駅前商店街の年末商戦に向けての寄り合いから帰ってきた店長に訊いてみることにした。
時計人気が低迷しているとはいえ、クリスマスプレゼントに腕時計って、けっこう定番じゃない?

「ん~、特に考えていないなあ。去年もなにもしなかったし」

ツリーの飾り付けを手伝わされた筋肉痛がまだ消えないらしく、動きが少しぎこちない。平均年齢の高い商店街の皆さんの中では、ウチの店長はまだまだ若手なので、力仕事など事ある毎にこき使われているようだ。
カウンターの内側にある椅子に座ってストレッチをしながら答える様子は、すっかりおじいちゃんっぽいんですけどね。
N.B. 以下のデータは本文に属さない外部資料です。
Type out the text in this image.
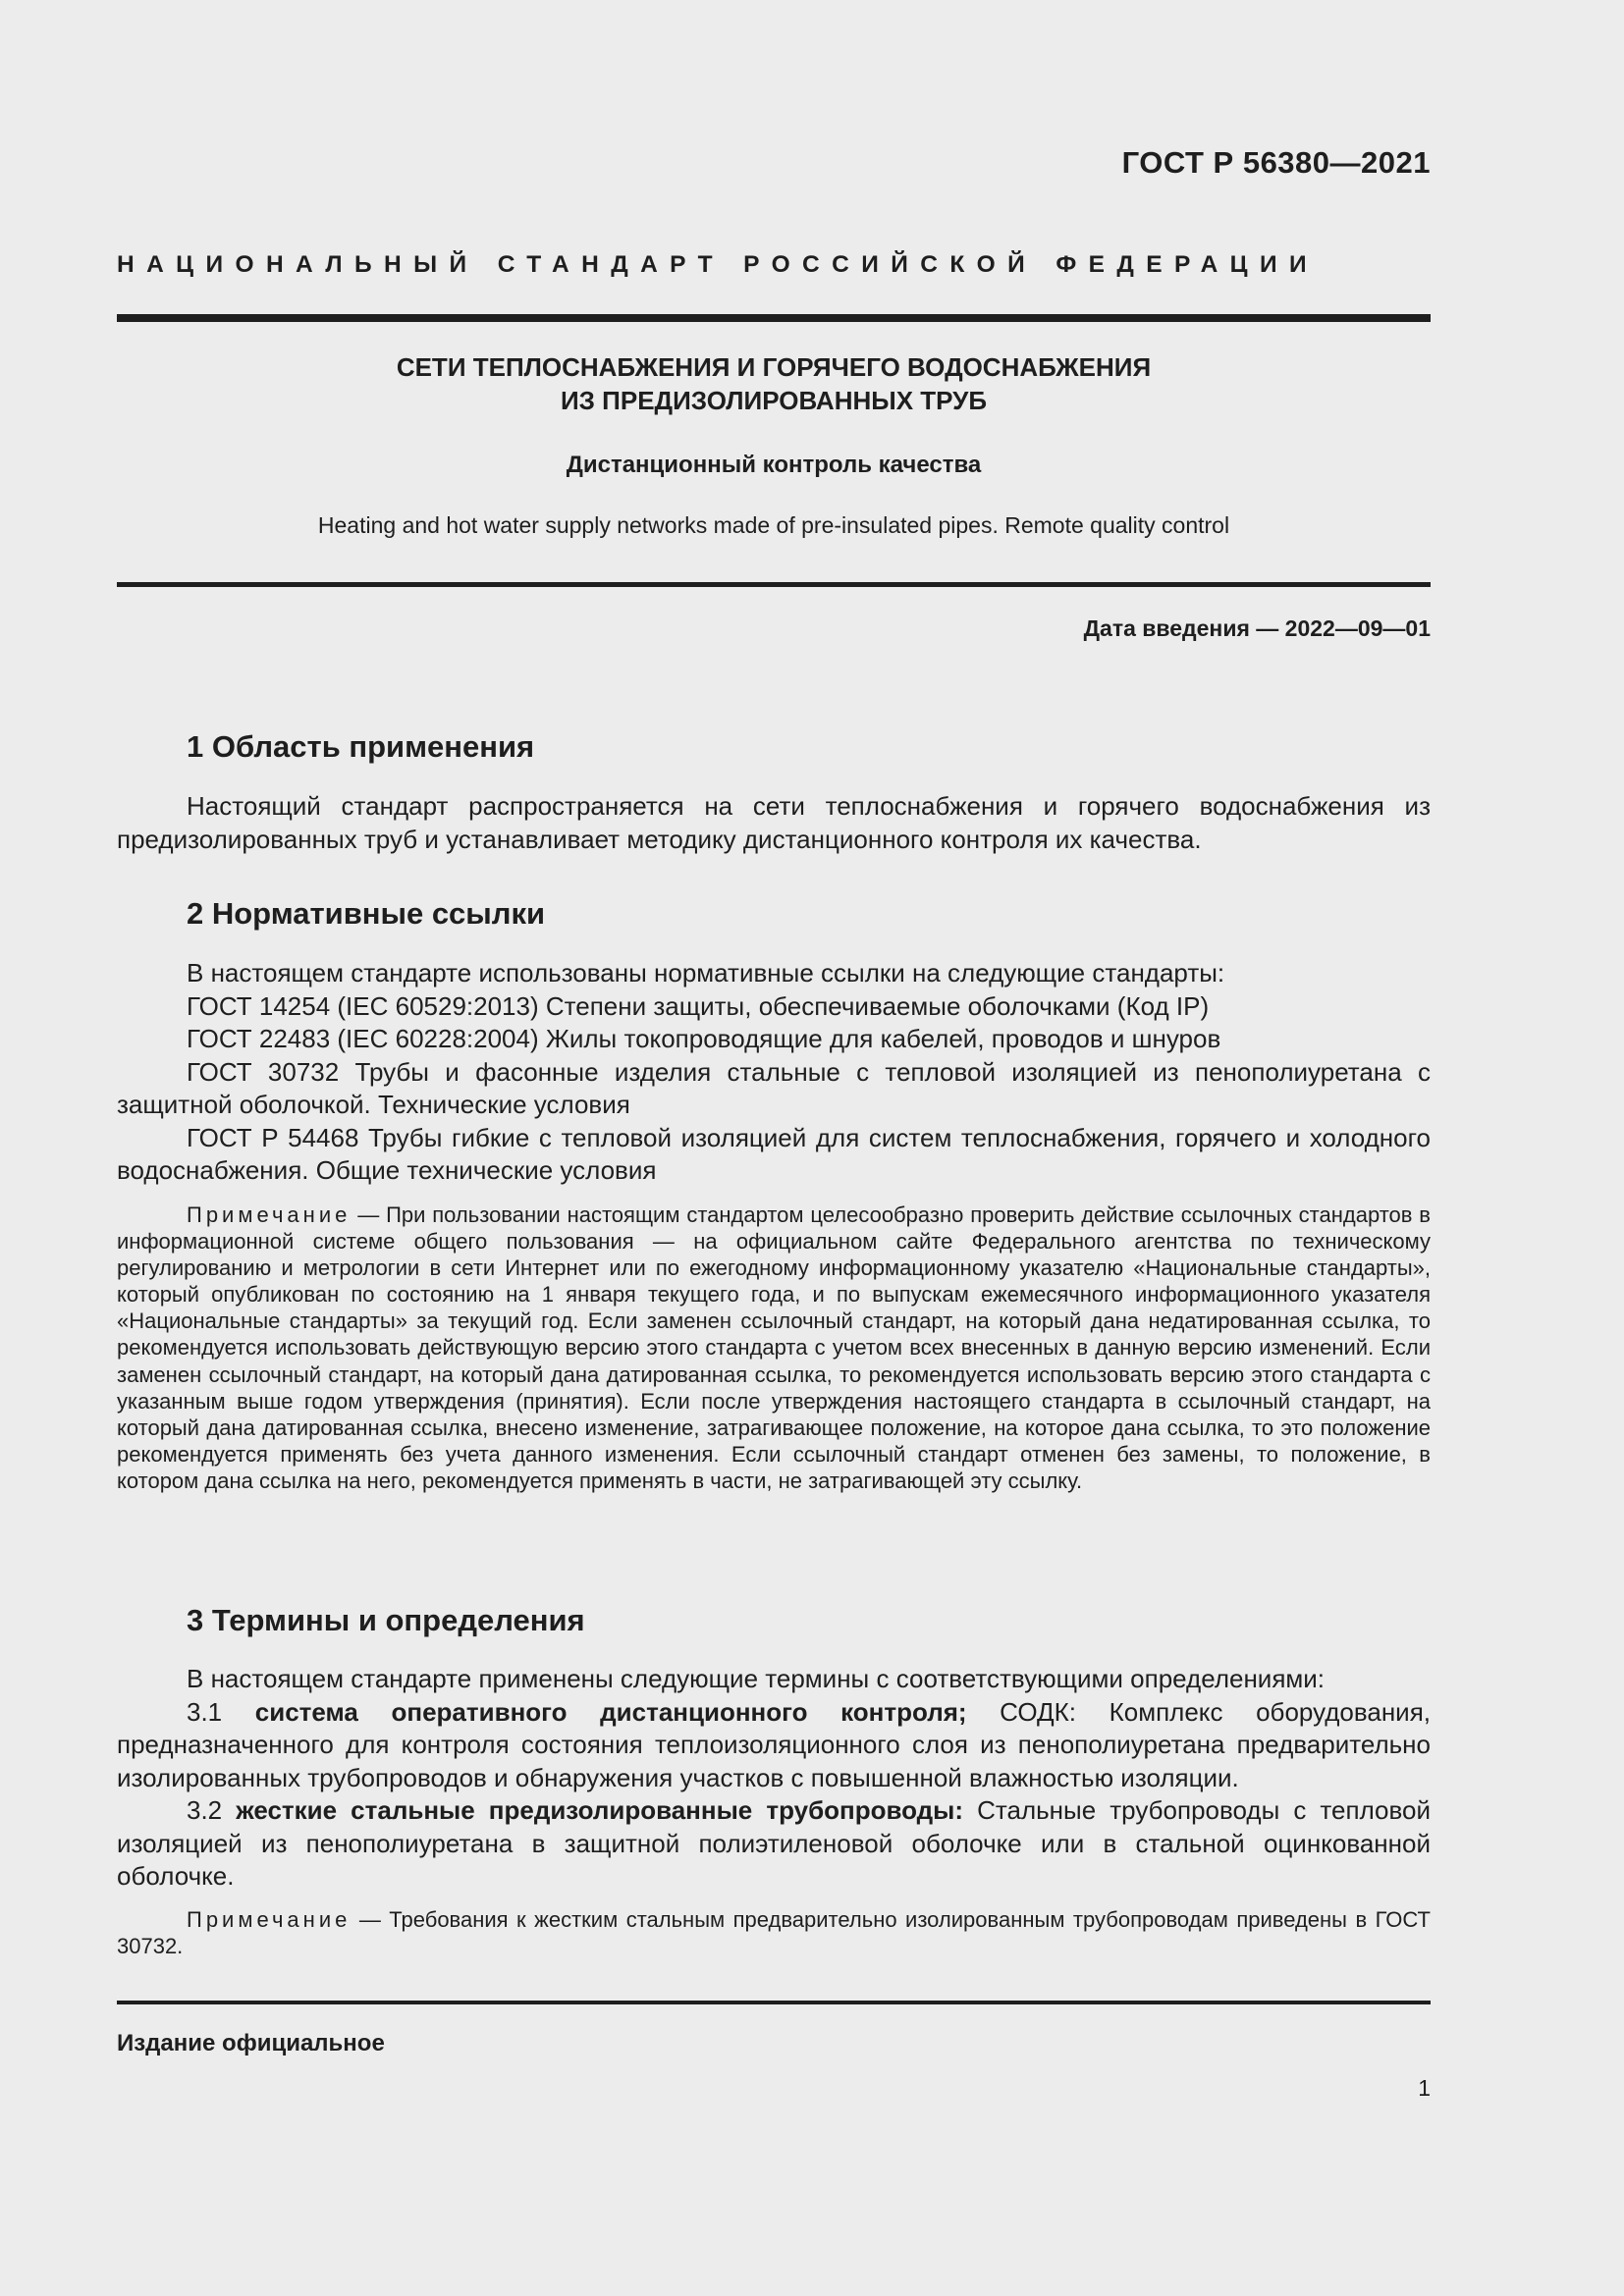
ГОСТ Р 56380—2021
НАЦИОНАЛЬНЫЙ СТАНДАРТ РОССИЙСКОЙ ФЕДЕРАЦИИ
СЕТИ ТЕПЛОСНАБЖЕНИЯ И ГОРЯЧЕГО ВОДОСНАБЖЕНИЯ
ИЗ ПРЕДИЗОЛИРОВАННЫХ ТРУБ
Дистанционный контроль качества
Heating and hot water supply networks made of pre-insulated pipes. Remote quality control
Дата введения — 2022—09—01
1 Область применения

Настоящий стандарт распространяется на сети теплоснабжения и горячего водоснабжения из предизолированных труб и устанавливает методику дистанционного контроля их качества.

2 Нормативные ссылки

В настоящем стандарте использованы нормативные ссылки на следующие стандарты:

ГОСТ 14254 (IEC 60529:2013) Степени защиты, обеспечиваемые оболочками (Код IP)

ГОСТ 22483 (IEC 60228:2004) Жилы токопроводящие для кабелей, проводов и шнуров

ГОСТ 30732 Трубы и фасонные изделия стальные с тепловой изоляцией из пенополиуретана с защитной оболочкой. Технические условия

ГОСТ Р 54468 Трубы гибкие с тепловой изоляцией для систем теплоснабжения, горячего и холодного водоснабжения. Общие технические условия

Примечание — При пользовании настоящим стандартом целесообразно проверить действие ссылочных стандартов в информационной системе общего пользования — на официальном сайте Федерального агентства по техническому регулированию и метрологии в сети Интернет или по ежегодному информационному указателю «Национальные стандарты», который опубликован по состоянию на 1 января текущего года, и по выпускам ежемесячного информационного указателя «Национальные стандарты» за текущий год. Если заменен ссылочный стандарт, на который дана недатированная ссылка, то рекомендуется использовать действующую версию этого стандарта с учетом всех внесенных в данную версию изменений. Если заменен ссылочный стандарт, на который дана датированная ссылка, то рекомендуется использовать версию этого стандарта с указанным выше годом утверждения (принятия). Если после утверждения настоящего стандарта в ссылочный стандарт, на который дана датированная ссылка, внесено изменение, затрагивающее положение, на которое дана ссылка, то это положение рекомендуется применять без учета данного изменения. Если ссылочный стандарт отменен без замены, то положение, в котором дана ссылка на него, рекомендуется применять в части, не затрагивающей эту ссылку.

3 Термины и определения

В настоящем стандарте применены следующие термины с соответствующими определениями:

3.1 система оперативного дистанционного контроля; СОДК: Комплекс оборудования, предназначенного для контроля состояния теплоизоляционного слоя из пенополиуретана предварительно изолированных трубопроводов и обнаружения участков с повышенной влажностью изоляции.

3.2 жесткие стальные предизолированные трубопроводы: Стальные трубопроводы с тепловой изоляцией из пенополиуретана в защитной полиэтиленовой оболочке или в стальной оцинкованной оболочке.

Примечание — Требования к жестким стальным предварительно изолированным трубопроводам приведены в ГОСТ 30732.

Издание официальное
1
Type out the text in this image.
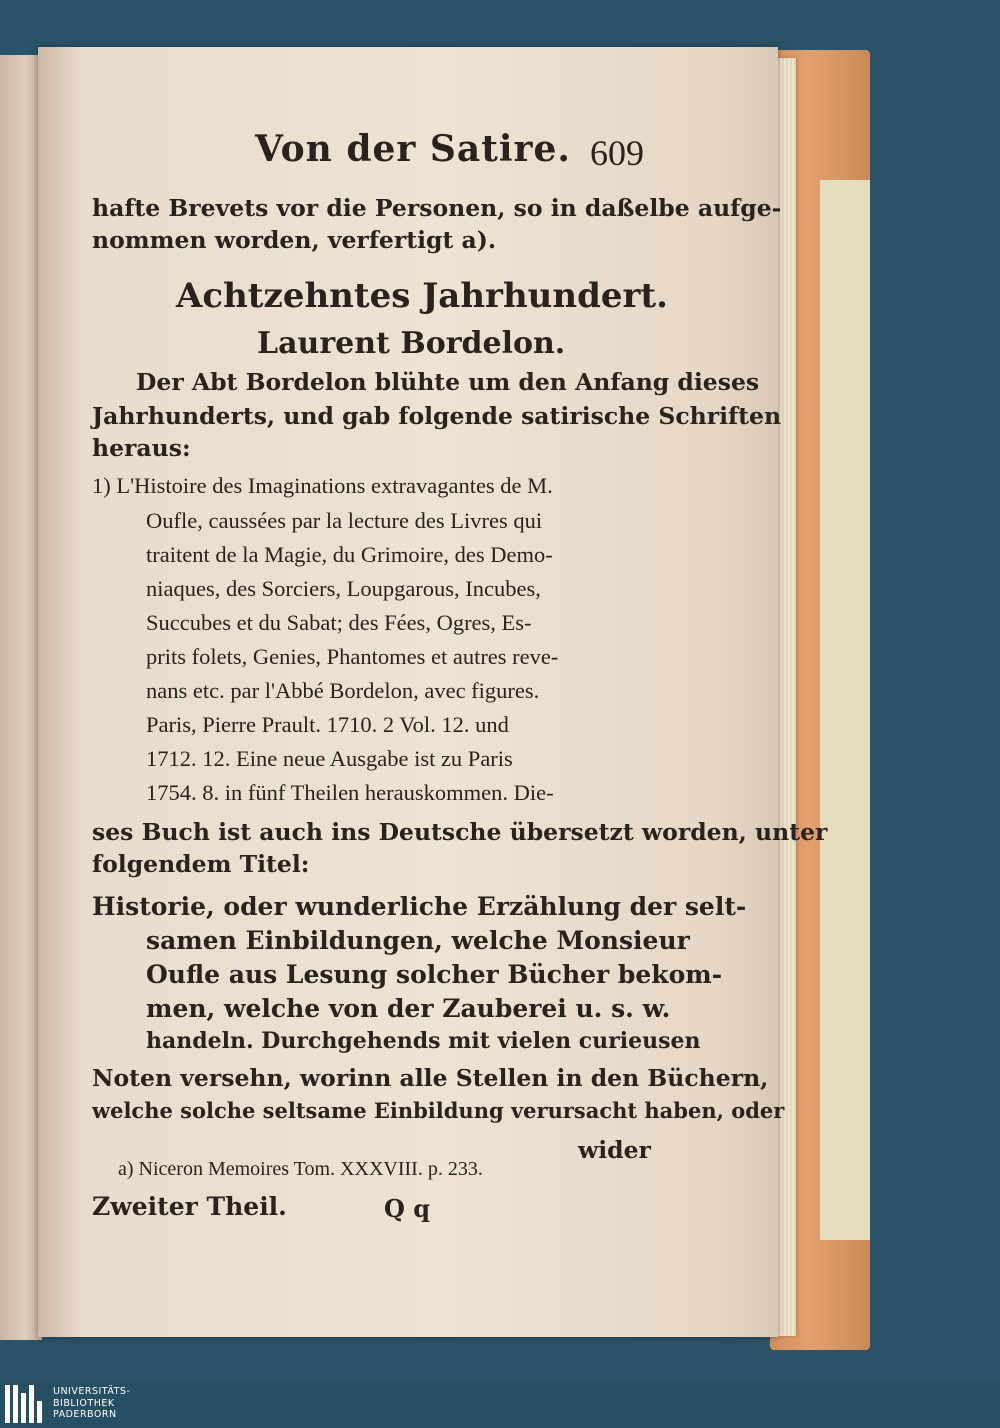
Von der Satire. 609
hafte Brevets vor die Personen, so in daßelbe aufge-
nommen worden, verfertigt a).
Achtzehntes Jahrhundert.
Laurent Bordelon.
Der Abt Bordelon blühte um den Anfang dieses
Jahrhunderts, und gab folgende satirische Schriften
heraus:
1) L'Histoire des Imaginations extravagantes de M.
Oufle, caussées par la lecture des Livres qui
traitent de la Magie, du Grimoire, des Demo-
niaques, des Sorciers, Loupgarous, Incubes,
Succubes et du Sabat; des Fées, Ogres, Es-
prits folets, Genies, Phantomes et autres reve-
nans etc. par l'Abbé Bordelon, avec figures.
Paris, Pierre Prault. 1710. 2 Vol. 12. und
1712. 12. Eine neue Ausgabe ist zu Paris
1754. 8. in fünf Theilen herauskommen. Die-
ses Buch ist auch ins Deutsche übersetzt worden, unter
folgendem Titel:
Historie, oder wunderliche Erzählung der selt-
samen Einbildungen, welche Monsieur
Oufle aus Lesung solcher Bücher bekom-
men, welche von der Zauberei u. s. w.
handeln. Durchgehends mit vielen curieusen
Noten versehn, worinn alle Stellen in den Büchern,
welche solche seltsame Einbildung verursacht haben, oder
wider
a) Niceron Memoires Tom. XXXVIII. p. 233.
Zweiter Theil.	Q q
UNIVERSITÄTS-
BIBLIOTHEK
PADERBORN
「じゃあせめて、ウチの店も飾り付けくらいはしましょうよ」

クリスマスセールとは関係なさそうなお隣の不動産屋さんだって、ツリーを飾ったりとディスプレイをしている。

「う~ん、そうだねえ。円ちゃん、テキトーにやってみてよ」

思いっきり伸びをしてから「さて」と取りかかった仕事は、店長の留守中にお預かりした腕時計の電池交換。このビルの上の賃貸に住んでいる、幼稚園生の男の子のものだ。初めて買ってもらったアニメキャラクターの腕時計は、幼稚園にして行くとだだをこねるほどのお気に入りで、針が止まってしまった時には大泣きしたらしい。

「その子って、3時頃には幼稚園から帰ってくるんだっけ?」

「間に合いそうですか?」

今は14時17分。幼稚園の送迎のバスは、ロータリーまで連れてきてくれると聞いたので、その時までにはお返ししたい。

「……たぶん大丈夫、だと思う」

心許ない返事をしてから、作業台の明かりを点けたり道具を用意したりと準備を始める。そうしたら、わたしはもう、少し離れたところから黙って見守るだけ。間近で見たいとお願いしたこともあるけれど、頑なに断られていた。

鶴の機織りを盗み見するおばあさんのように、商品を拭いているふりをしてこっそりと様子を窺う。
ぎこちない手つきは相変わらずだけど、最近はそこに彼なりの慎重さや丁寧さが込められていることに気づいていた。その証拠に、わたしが知る限りでこの店で行った電池交換に関するトラブルは聞いたことがない。